Gathering words: How two libraries worked together to keep kids reading

Darlene Miller, left, and Linda Wemple at the Castleton Elementary School library. Top: Seven-year-old Paige Bleau takes advantage of the resources at the school library. Photo by Steve Jacobs.
Students in the Schodack School District have been traipsing down the hill to the local library for the last 20 summers.
It started with an offer of free ice cream to children who completed a reading program created by the school and town library.
"As an elementary teacher I saw a need for kids to continue reading in the summer," said Linda Wemple, president of the Schodack Central School Faculty Association. "Kids who read in the summer maintain their sight words and skills."
She brought the local union in to give the project some steam — and "another way we can help kids." Longtime Castleton Public Library librarian Darlene Miller was enthusiastic.
"We're like bookends," Wemple said of the collaborators.
Now, every summer, elementary teachers, high school social workers, art teachers and teaching assistants disappear into the red brick library across from the Hudson River in Rensselaer County.
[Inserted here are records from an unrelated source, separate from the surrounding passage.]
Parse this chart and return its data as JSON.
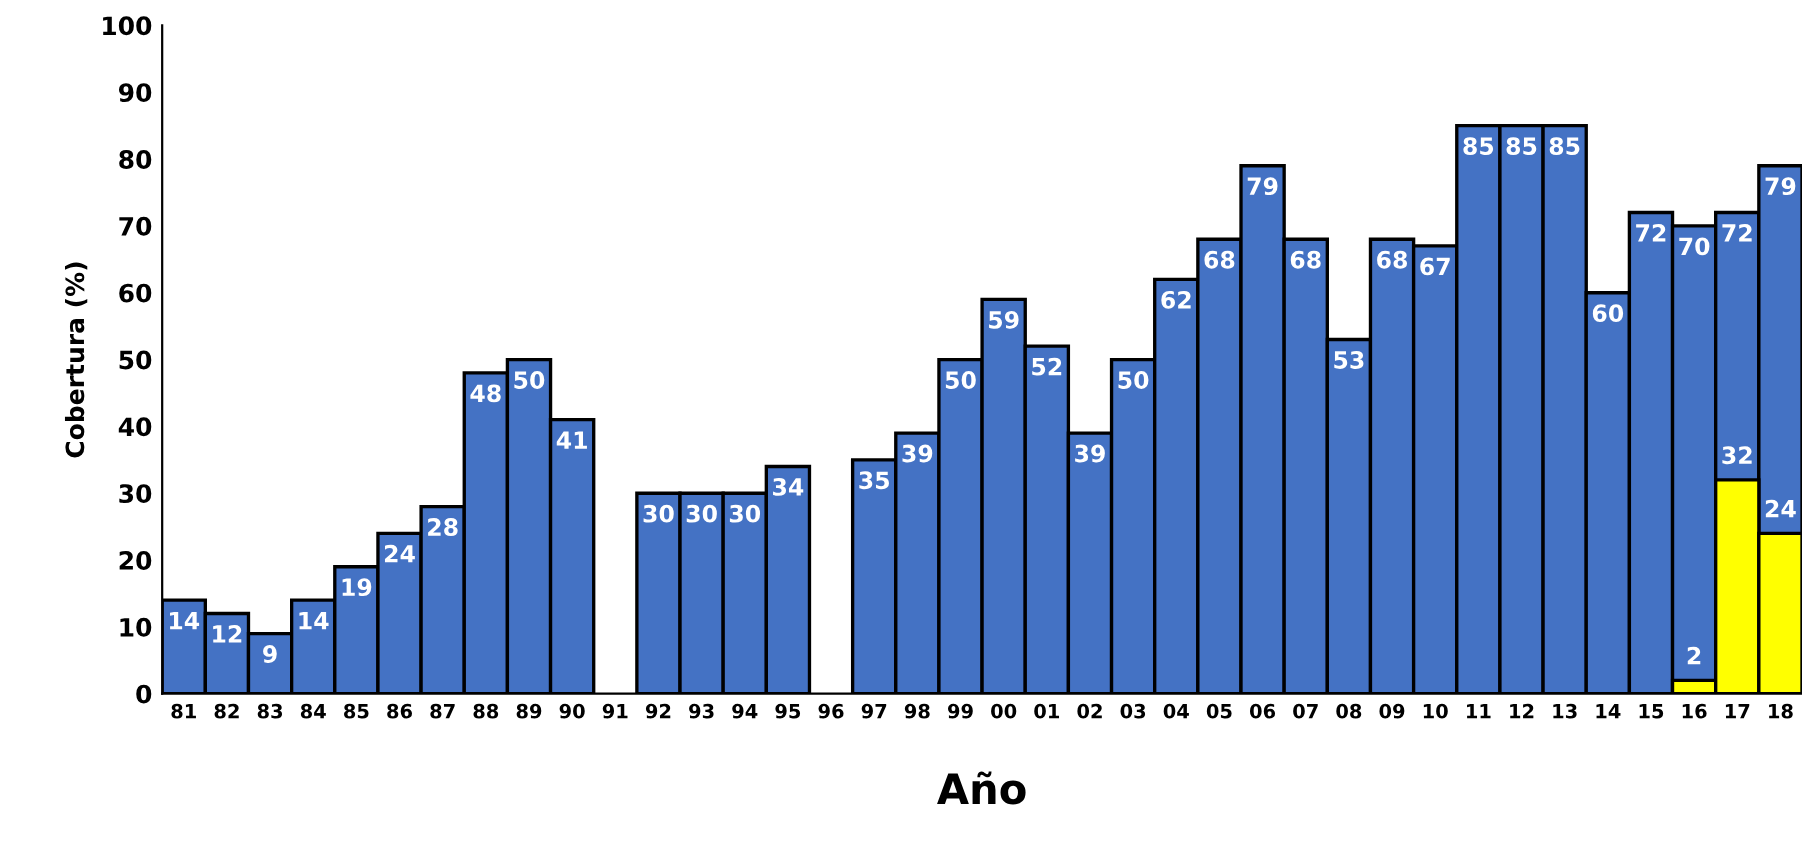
{
  "chart_data": {
    "type": "bar",
    "xlabel": "Año",
    "ylabel": "Cobertura (%)",
    "categories": [
      "81",
      "82",
      "83",
      "84",
      "85",
      "86",
      "87",
      "88",
      "89",
      "90",
      "91",
      "92",
      "93",
      "94",
      "95",
      "96",
      "97",
      "98",
      "99",
      "00",
      "01",
      "02",
      "03",
      "04",
      "05",
      "06",
      "07",
      "08",
      "09",
      "10",
      "11",
      "12",
      "13",
      "14",
      "15",
      "16",
      "17",
      "18"
    ],
    "series": [
      {
        "color": "#4472c4",
        "values": [
          14,
          12,
          9,
          14,
          19,
          24,
          28,
          48,
          50,
          41,
          null,
          30,
          30,
          30,
          34,
          null,
          35,
          39,
          50,
          59,
          52,
          39,
          50,
          62,
          68,
          79,
          68,
          53,
          68,
          67,
          85,
          85,
          85,
          60,
          72,
          70,
          72,
          79
        ]
      },
      {
        "color": "#ffff00",
        "values": [
          null,
          null,
          null,
          null,
          null,
          null,
          null,
          null,
          null,
          null,
          null,
          null,
          null,
          null,
          null,
          null,
          null,
          null,
          null,
          null,
          null,
          null,
          null,
          null,
          null,
          null,
          null,
          null,
          null,
          null,
          null,
          null,
          null,
          null,
          null,
          2,
          32,
          24
        ]
      }
    ],
    "ylim": [
      0,
      100
    ],
    "yticks": [
      0,
      10,
      20,
      30,
      40,
      50,
      60,
      70,
      80,
      90,
      100
    ],
    "grid": false,
    "legend": false,
    "data_labels": true
  }
}
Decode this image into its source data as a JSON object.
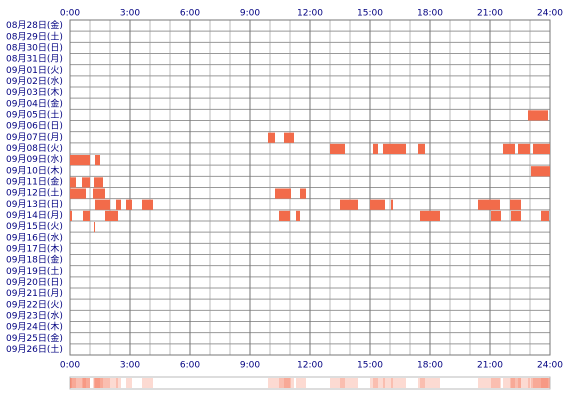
{
  "chart_data": {
    "type": "timeline",
    "categories": [
      "08月28日(金)",
      "08月29日(土)",
      "08月30日(日)",
      "08月31日(月)",
      "09月01日(火)",
      "09月02日(水)",
      "09月03日(木)",
      "09月04日(金)",
      "09月05日(土)",
      "09月06日(日)",
      "09月07日(月)",
      "09月08日(火)",
      "09月09日(水)",
      "09月10日(木)",
      "09月11日(金)",
      "09月12日(土)",
      "09月13日(日)",
      "09月14日(月)",
      "09月15日(火)",
      "09月16日(水)",
      "09月17日(木)",
      "09月18日(金)",
      "09月19日(土)",
      "09月20日(日)",
      "09月21日(月)",
      "09月22日(火)",
      "09月23日(水)",
      "09月24日(木)",
      "09月25日(金)",
      "09月26日(土)"
    ],
    "segments": [
      [],
      [],
      [],
      [],
      [],
      [],
      [],
      [],
      [
        [
          22.9,
          23.9
        ]
      ],
      [],
      [
        [
          9.9,
          10.25
        ],
        [
          10.7,
          11.2
        ]
      ],
      [
        [
          13.0,
          13.75
        ],
        [
          15.15,
          15.4
        ],
        [
          15.65,
          16.8
        ],
        [
          17.4,
          17.75
        ],
        [
          21.65,
          22.25
        ],
        [
          22.4,
          23.0
        ],
        [
          23.15,
          24
        ]
      ],
      [
        [
          0,
          1.0
        ],
        [
          1.25,
          1.5
        ]
      ],
      [
        [
          23.05,
          24
        ]
      ],
      [
        [
          0,
          0.3
        ],
        [
          0.6,
          1.0
        ],
        [
          1.2,
          1.65
        ]
      ],
      [
        [
          0,
          0.8
        ],
        [
          1.15,
          1.75
        ],
        [
          10.25,
          11.05
        ],
        [
          11.5,
          11.8
        ]
      ],
      [
        [
          1.25,
          2.0
        ],
        [
          2.3,
          2.55
        ],
        [
          2.8,
          3.1
        ],
        [
          3.6,
          4.15
        ],
        [
          13.5,
          14.4
        ],
        [
          15.0,
          15.75
        ],
        [
          16.05,
          16.15
        ],
        [
          20.4,
          21.5
        ],
        [
          22.0,
          22.55
        ]
      ],
      [
        [
          0,
          0.1
        ],
        [
          0.65,
          1.0
        ],
        [
          1.75,
          2.4
        ],
        [
          10.45,
          11.0
        ],
        [
          11.3,
          11.5
        ],
        [
          17.5,
          18.5
        ],
        [
          21.05,
          21.55
        ],
        [
          22.05,
          22.55
        ],
        [
          23.55,
          23.95
        ]
      ],
      [
        [
          1.2,
          1.25
        ]
      ],
      [],
      [],
      [],
      [],
      [],
      [],
      [],
      [],
      [],
      [],
      []
    ],
    "color": "#f26b4a",
    "xlim": [
      0,
      24
    ],
    "xticks": [
      {
        "value": 0,
        "label": "0:00"
      },
      {
        "value": 3,
        "label": "3:00"
      },
      {
        "value": 6,
        "label": "6:00"
      },
      {
        "value": 9,
        "label": "9:00"
      },
      {
        "value": 12,
        "label": "12:00"
      },
      {
        "value": 15,
        "label": "15:00"
      },
      {
        "value": 18,
        "label": "18:00"
      },
      {
        "value": 21,
        "label": "21:00"
      },
      {
        "value": 24,
        "label": "24:00"
      }
    ],
    "grid": true
  }
}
They read to students, make crafts with them and bring in animals for them to interact with — all activities tied to reading. Although the small building is jam-packed with books, puzzles and art projects, 20 to 30 students and parents find space inside on Friday nights for reading.
The union provides the top three summer readers in each age group a gift certificate to a bookstore, and other reader prizes. It's not about who reads the fastest, or the most: It's about spending time in the pages of imagination. Students tally their reading time, and parents verify it. Someone reading to them counts as well.
The local union, along with organizations and businesses, donates books and prizes to the children's reading programs at the town library. Summer achievers are recognized at a fall assembly.
High school students from the Key Club are at the library after school to help younger kids with their homework.
Miller visits the school monthy, handing out fliers about upcoming programs at the town library. Sometimes she dresses as a fictional character to highlight a featured book or author.
"All we want is kids to read and use our library," she said. The library won first runner-up for best small library in America in the 2008 Gates Foundation and Library Journal competition.
To get them primed for a summer enriched with books, Wemple takes students to the library each June for a "walking field trip."
"I have watched kids who you would not expect to come along and visit the library, stand up and be part of a program for the summer," said Wemple, whose love of reading began as a child.
"My parents read to me," she said. "I want to share that with my students."